Naquele tempo, disse Jesus aos seus discípulos: “Não julgueis, e não sereis julgados. Pois, vós sereis julgados com o mesmo julgamento com que julgardes; e sereis medidos, com a mesma medida com que medirdes. Por que observas o cisco no olho do teu irmão, e não prestas atenção à trave que está no teu próprio olho? Ou, como podes dizer a teu irmão: ‘Deixa-me tirar o cisco do teu olho’, quando tu mesmo tens uma trave no teu? Hipócrita, tira primeiro a trave do teu próprio olho, e então enxergarás bem para tirar o cisco do olho do teu irmão”.

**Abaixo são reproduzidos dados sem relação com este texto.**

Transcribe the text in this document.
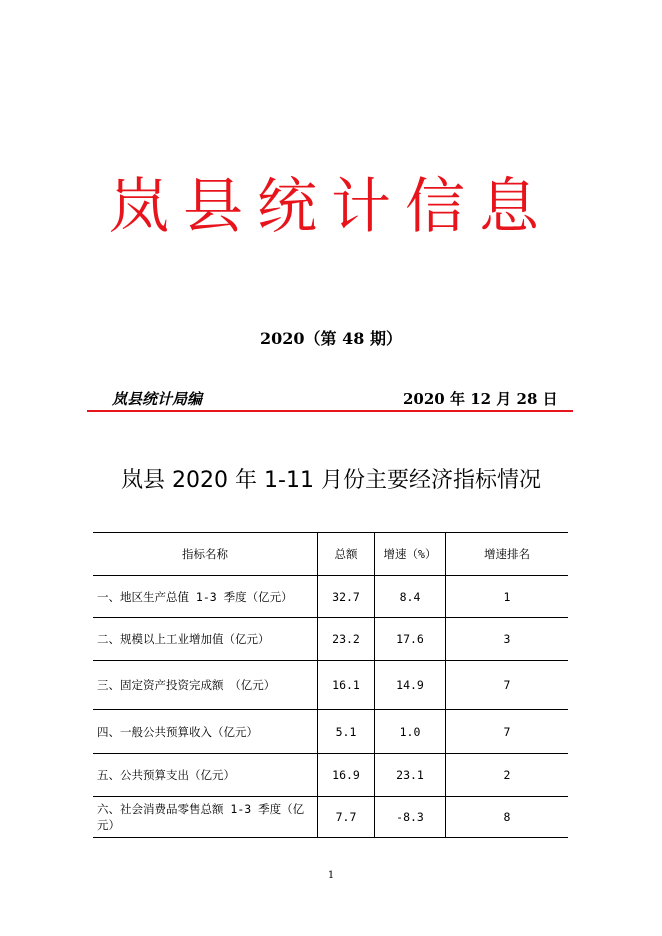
岚县统计信息
2020（第 48 期）
岚县统计局编	2020 年 12 月 28 日
岚县 2020 年 1-11 月份主要经济指标情况
指标名称	总额	增速（%）	增速排名
一、地区生产总值 1-3 季度（亿元）	32.7	8.4	1
二、规模以上工业增加值（亿元）	23.2	17.6	3
三、固定资产投资完成额　（亿元）	16.1	14.9	7
四、一般公共预算收入（亿元）	5.1	1.0	7
五、公共预算支出（亿元）	16.9	23.1	2
六、社会消费品零售总额 1-3 季度（亿元）	7.7	-8.3	8
1
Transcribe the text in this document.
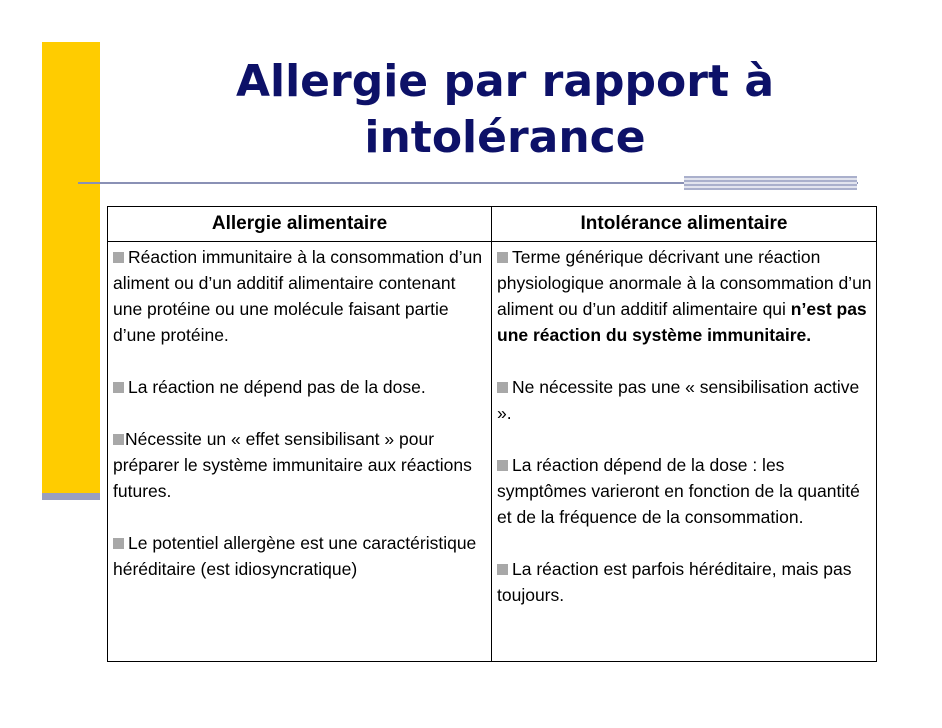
Allergie par rapport à intolérance
Allergie alimentaire	Intolérance alimentaire
Réaction immunitaire à la consommation d’un aliment ou d’un additif alimentaire contenant une protéine ou une molécule faisant partie d’une protéine.
La réaction ne dépend pas de la dose.
Nécessite un « effet sensibilisant » pour préparer le système immunitaire aux réactions futures.
Le potentiel allergène est une caractéristique héréditaire (est idiosyncratique)
Terme générique décrivant une réaction physiologique anormale à la consommation d’un aliment ou d’un additif alimentaire qui n’est pas une réaction du système immunitaire.
Ne nécessite pas une « sensibilisation active ».
La réaction dépend de la dose : les symptômes varieront en fonction de la quantité et de la fréquence de la consommation.
La réaction est parfois héréditaire, mais pas toujours.
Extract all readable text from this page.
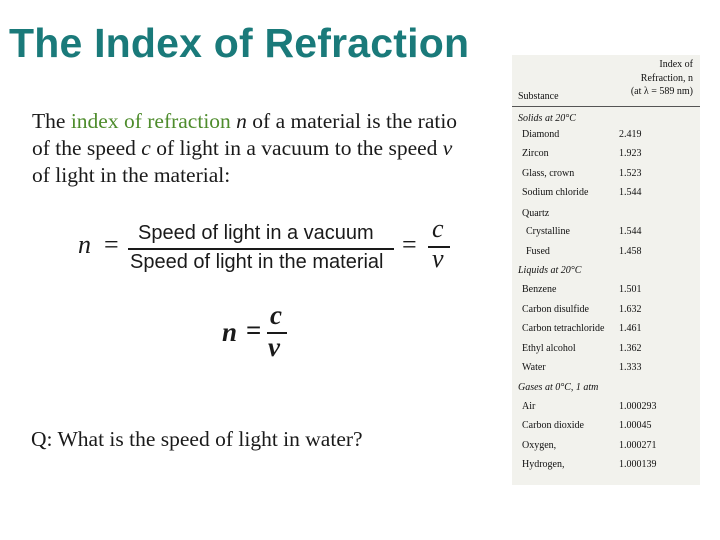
The Index of Refraction
The index of refraction n of a material is the ratio of the speed c of light in a vacuum to the speed v of light in the material:
n = Speed of light in a vacuum
Speed of light in the material
=
c
v
n = c
v
Q: What is the speed of light in water?
Substance
Index of
Refraction, n
(at λ = 589 nm)
Solids at 20°C
Diamond	2.419
Zircon	1.923
Glass, crown	1.523
Sodium chloride	1.544
Quartz
Crystalline	1.544
Fused	1.458
Liquids at 20°C
Benzene	1.501
Carbon disulfide	1.632
Carbon tetrachloride 1.461
Ethyl alcohol	1.362
Water	1.333
Gases at 0°C, 1 atm
Air	1.000293
Carbon dioxide	1.00045
Oxygen,	1.000271
Hydrogen,	1.000139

Celebramos hoje a memória de dois mártires ingleses: um deles leigo, Thomas More; e o outro bispo, John Fisher, feito cardeal quando já estava preso, à espera de ser executado. More e Fisher, como é sabido, foram mortos por fidelidade à Igreja e por se recusarem a ceder às pressões do governo inglês. Como Catarina de Aragão não lhe desse um herdeiro, Henrique VIII pediu ao Papa que lhe anulasse o casamento, dando-lhe assim possibilidade de encontrar outra esposa. O Pontífice, contudo, opôs-se às pretensões adúlteras do rei, cujo matrimônio era válido e legítimo segundo as leis de Deus. O monarca, que fora antes um defensor da fé católica, não quis pagar o preço da fidelidade à esposa e às palavras de Cristo e terminou separando-se da Igreja Católica: declarou-se chefe da “Igreja” da Inglaterra, perseguiu os que permaneceram fiéis a Roma e deu início a um cisma que dura até os dias de hoje. Entre os inúmeros perseguidos por Henrique VIII, contam-se os mártires de que fazemos memória nesta segunda-feira. O testemunho destes dois santos, que preferiram a morte a negar a indissolubilidade do matrimônio, mostra que a intransigência em matéria de fé e moral de que o mundo tanto acusa a Igreja nada tem de “intolerância”, senão que é a expressão de um grande amor: amor, em primeiro lugar, a Jesus Cristo, cuja amizade vale mais do que a própria vida; amor, em segundo, a si mesmo, pois de nada aproveita ao homem lucrar o mundo inteiro, com seus prazeres e aplausos, se no fim se condena ao inferno; amor, em último lugar, ao próximo, a quem não se deve escandalizar nem negar jamais a verdade do que crê e ensina a Santa Igreja de Cristo. Que o testemunho dos santos Thomas More e John Fisher nos encham de ânimo e coragem para viver e professar, sem medo nem respeitos humanos, a integridade da fé e da moral cristã, ainda que o preço da nossa fidelidade seja o martírio, quer o de sangue, quer o social.